Japan Geoscience Union Meeting 2016

Presentation information

International Session (Oral)

Symbol H (Human Geosciences) » H-CG Complex & General

[H-CG11] DELTAS: multidisciplinary analyses of complex systems

Thu. May 26, 2016 9:00 AM - 10:30 AM 102 (1F)

Convener:*Yoshiki Saito(Geological Survey of Japan, National Institute of Advanced Industrial Science and Technology), Irina Overeem, Paola Passalacqua(University of Texas at Austin), Fabrice Renaud(United Nations University), KanHsi Hsiung(Japan Agency for Marine-Earth Science and Technology), Chair:Yoshiki Saito(Geological Survey of Japan, National Institute of Advanced Industrial Science and Technology), Irina Overeem, Paola Passalacqua(University of Texas at Austin), KanHsi Hsiung(Japan Agency for Marine-Earth Science and Technology)

10:00 AM - 10:15 AM

[HCG11-05] Food and nutrition security trends, determinants and challenges in tropical mega deltas

★Invited papers

*Arnout VanSoesbergen1, Kristine Nilsen2, Neil Burgess1, Zoe Matthews2, Marieke Sassen1, Sylvia Szabo2 (1.UNEP World Conservation Monitoring Centre, 2.University of Southampton)

Keywords:Delta's, Food security, Environmental change, Nutrition, Climate Change

It is estimated that more than 20% of the global population remains food insecure (FAO, et al 2015, Wheeler and von Braun, 2013).

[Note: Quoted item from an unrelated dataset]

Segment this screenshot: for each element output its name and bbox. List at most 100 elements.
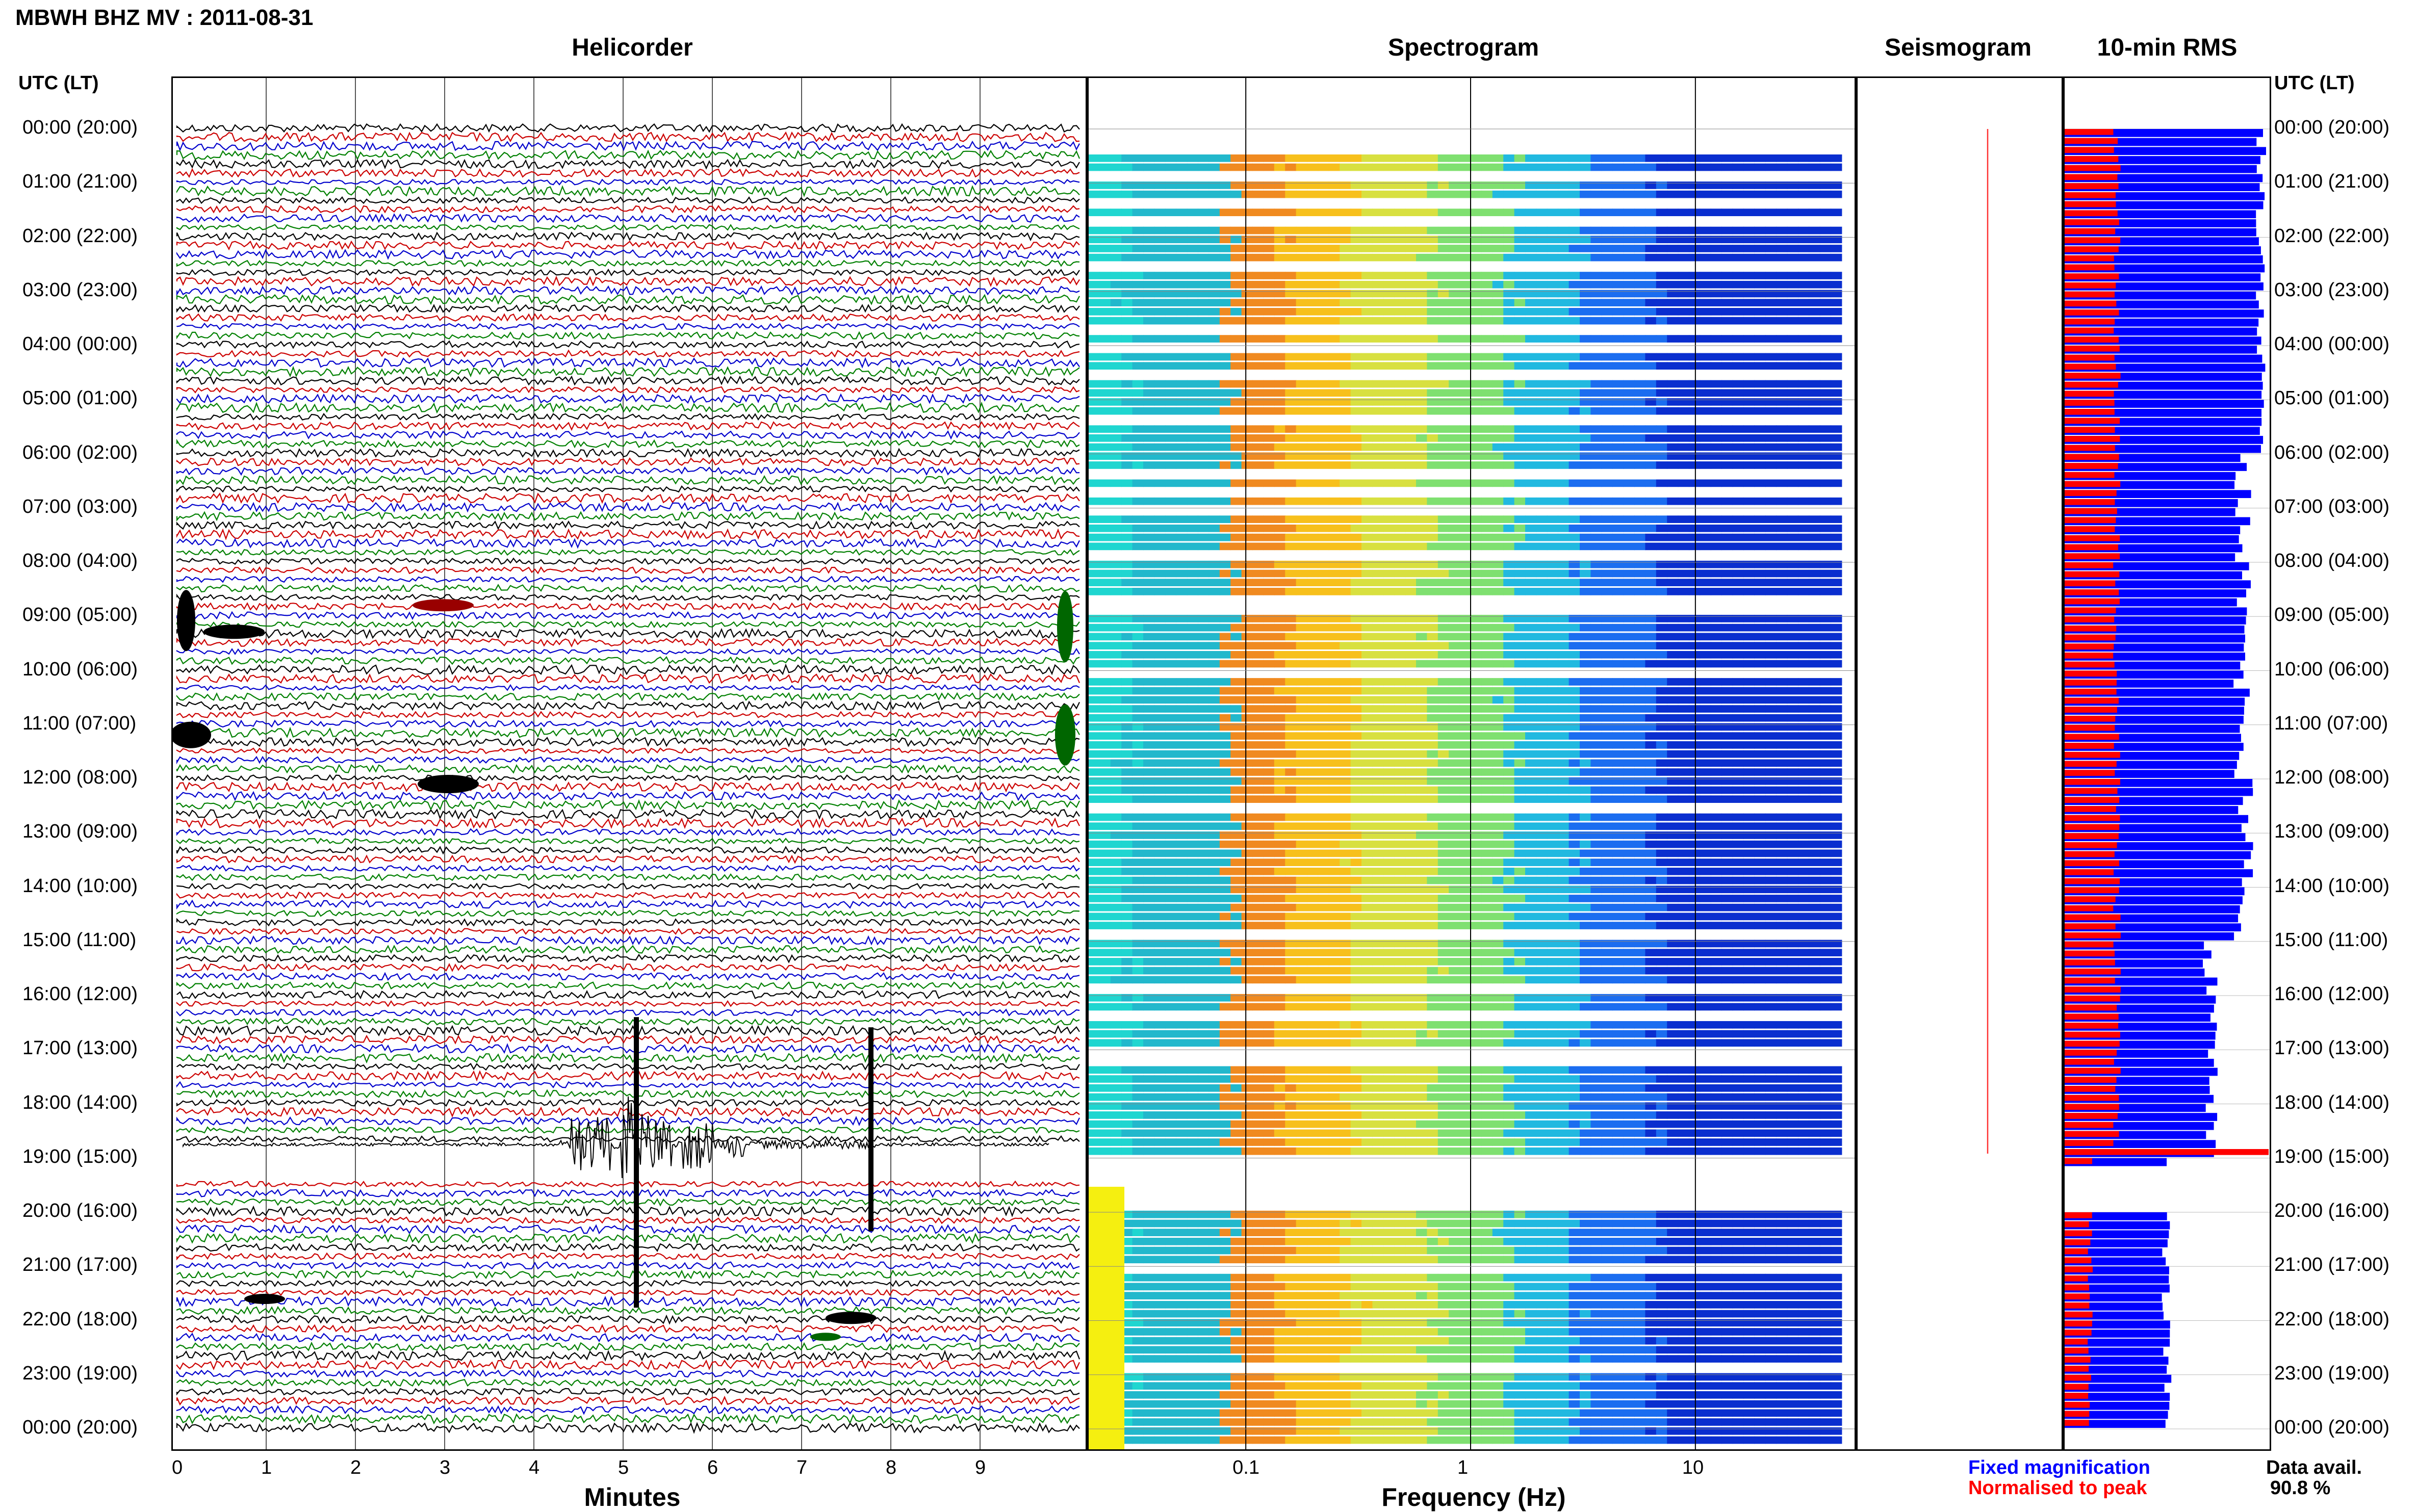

Due to a rise in consumption and rapidly increasing population, food demand may increase by at least 70% by 2050 (Royal Society, 2009). The challenge of meeting this increased demand is exacerbated by demographic changes, political instabilities, and environmental change, including the impacts of climate change (Poppy, 2014). These challenges are particularly pertinent to the densely populated tropical mega deltas of the global south, dubbed the ‘rice bowls’ of the world.
In the last 20 years many developing countries have made considerable progress towards improving food security and nutrition. However, progress across countries and dimensions of food security have been uneven (FAO, 2014). For example, in countries home to major tropical deltas such as Bangladesh and Cambodia, about a third of children are still classified as undernourished (IFPRI, 2015). While challenges to food security in the context of environmental and climate changes have been studied widely, limited evidence exists for their implications for food and nutrition security in tropical deltaic regions. Delta areas are particularly vulnerable to food insecurity and malnutrition due the specific environmental, climatic and human development factors affecting agricultural production and fisheries. These include coastal flooding and storm surges, deforestation, changes to river flow patterns and water tables, increased soil salinity and water quality degradation. Due to the large number of people living in Deltaic regions and their importance in regional food production, there is a pressing need for a better understanding on how environmental factors affect food security and malnutrition.
This study explores the potential impacts and challenges posed by environmental and climate change on food and nutrition security in three tropical mega-deltas: the Amazon, the Ganges-Brahmaputra and the Mekong delta. Socio-economic, agricultural production, environmental, nutritional, health related and demographic datasets for each region for the period 2000-2015 will be used and analysed to assess the impacts of contextual environmental variables on food security and nutrition. This includes an assessment of how these relationships vary in strength of association between the 3 deltas.. In addition, existing socio-economic- and climate change scenarios and modelling results are used to assess potential changes in food and nutrition security under plausible future pathways of development and impact. Results are framed in the context of relevant targets of the proposed Sustainable Development Goals and describe the challenges for food security and policy implications for each mega-delta.